In the puritanical secular state of Tabasco Greene found that in every town and village the churches had been destroyed by the paramilitary camisas rojas (red shirts). He noted that one of the effects of destroying a church was to deprive the poor of the one building which they could freely enter to seek respite from the unrelenting heat of the Mexican sun.

The lawless roads is Greene's record of his Mexican trip. Nearly everything he encountered - the heat, the dirt, disease and poverty, the violence and corruption, even the food - appalled him.
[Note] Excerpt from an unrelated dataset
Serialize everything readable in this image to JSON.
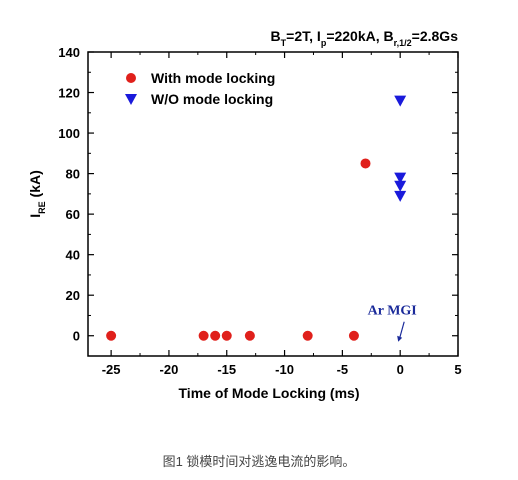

Yet it was precisely from such environments of squalor and political instability that Greene drew much of his literary inspiration, and his Mexican journey was to result not only in The lawless roads but in one of his best works, The power and the glory (1940), which tells of the moral struggles and eventual execution of an unnamed and fallible hero, an alcoholic priest in one of Mexico's repressively secular states.

'I loathed Mexico - but there were times when it seemed as if there were worse places' is one of Greene's more favourable comments about the country, but on his return to London he was able to see some merits in the Mexican psyche:

Mass in Chelsea seemed curiously fictitious; no peon knelt with his arms out in the attitude of the cross: no woman dragged herself up the aisle on her knees ... We do not mortify ourselves. Perhaps we are in need of violence.

In 1939 that need would soon be met.